Гильдуэн потер пятно на щеке.

– Я сам видел, как его тело билось о выступы, когда он падал с утеса, как неподвижно застыло внизу, на острых камнях. Но Матфрид так орал, боясь, что потерял глаз, что мы были заняты только им. Это было забавно, но отвлекло нас от старика. Хотя, упав с такой высоты, он скорее мертв, чем жив.

– Надо было удостовериться, – ласково похлопал его по плечу принц.

– Какого дьявола? Что для нас этот седой вояка?

– Ты спрашиваешь? Не следует забывать, что господин здесь он, а не мы. Эти дикие люди чтут его, как и чтут мою мачеху. В Арденнах странные законы. Женщины этих людей несут на себе все бремя домашних забот, однако их мужчины относятся к ним уважительно. А госпожа Эмма – их целительница, их Звезда – наиболее почитаемая особа в округе.

Даже во мраке было видно, как нахмурился Гильдуэн. Но принц не глядел на него. Видел выступающие в темноте кровли усадьбы, слабые тени окружающего ее фруктового сада. Эмма рассказывала, что все эти яблони и абрикосы были пересажены в усадьбу из леса и стали буйно плодоносить, ухоженные рукой человека.

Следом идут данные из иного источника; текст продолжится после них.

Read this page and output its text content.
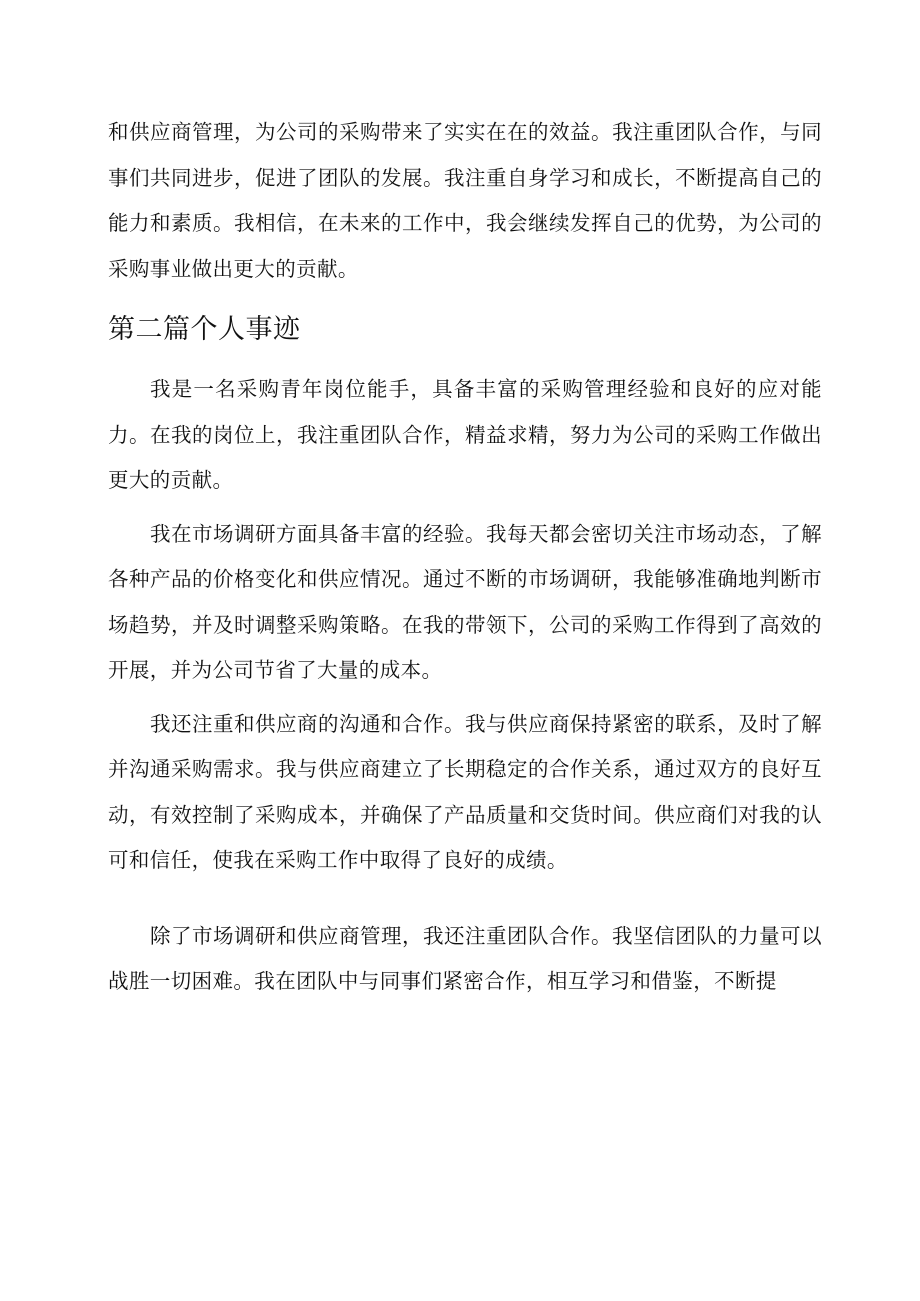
和供应商管理，为公司的采购带来了实实在在的效益。我注重团队合作，与同事们共同进步，促进了团队的发展。我注重自身学习和成长，不断提高自己的能力和素质。我相信，在未来的工作中，我会继续发挥自己的优势，为公司的采购事业做出更大的贡献。

第二篇个人事迹

我是一名采购青年岗位能手，具备丰富的采购管理经验和良好的应对能力。在我的岗位上，我注重团队合作，精益求精，努力为公司的采购工作做出更大的贡献。

我在市场调研方面具备丰富的经验。我每天都会密切关注市场动态，了解各种产品的价格变化和供应情况。通过不断的市场调研，我能够准确地判断市场趋势，并及时调整采购策略。在我的带领下，公司的采购工作得到了高效的开展，并为公司节省了大量的成本。

我还注重和供应商的沟通和合作。我与供应商保持紧密的联系，及时了解并沟通采购需求。我与供应商建立了长期稳定的合作关系，通过双方的良好互动，有效控制了采购成本，并确保了产品质量和交货时间。供应商们对我的认可和信任，使我在采购工作中取得了良好的成绩。

除了市场调研和供应商管理，我还注重团队合作。我坚信团队的力量可以战胜一切困难。我在团队中与同事们紧密合作，相互学习和借鉴，不断提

Да, она много сделала для этих мест. Здесь, в самом сердце леса, она подняла целую усадьбу, умудрилась превратить ее в жилой дом. Богатый дом с частоколом, службами, даже с решетками на окнах. Не хуже, чем виллы в окрестностях Меца. И ее дом выглядел почти элегантно на фоне крытых соломой крестьянских хижин, с двускатной высокой кровлей, каменными башнями, крытой галереей, мощными воротами с черепичным навершием и резными столбами по бокам. Даже в этой глуши она умудрилась остаться госпожой, подняться над дикостью местных обычаев.

– Какая бы из нее могла получиться герцогиня! – неожиданно с невольным восхищением произнес Гизельберт.

Гильдуэн вплотную приблизился к нему. Сказал с наигранной любезностью:

– Что ж, мессир, давайте же выкажем ей свое почтение и уедем. Но для начала вы все же одарите ее своей любовью. Вы ведь уже условились с ее милостью? Не иначе, как поэтому она уложила спать девчонку с нянькой в нижнем доме.

Гизельберт резко вздрогнул. Глядел на тусклый свет, пробивающийся в окошке башни Эммы. И вдруг понял, что ни о чем больше не может думать, только как об ожидавшей его женщине. И ощутил, что не в силах больше ждать.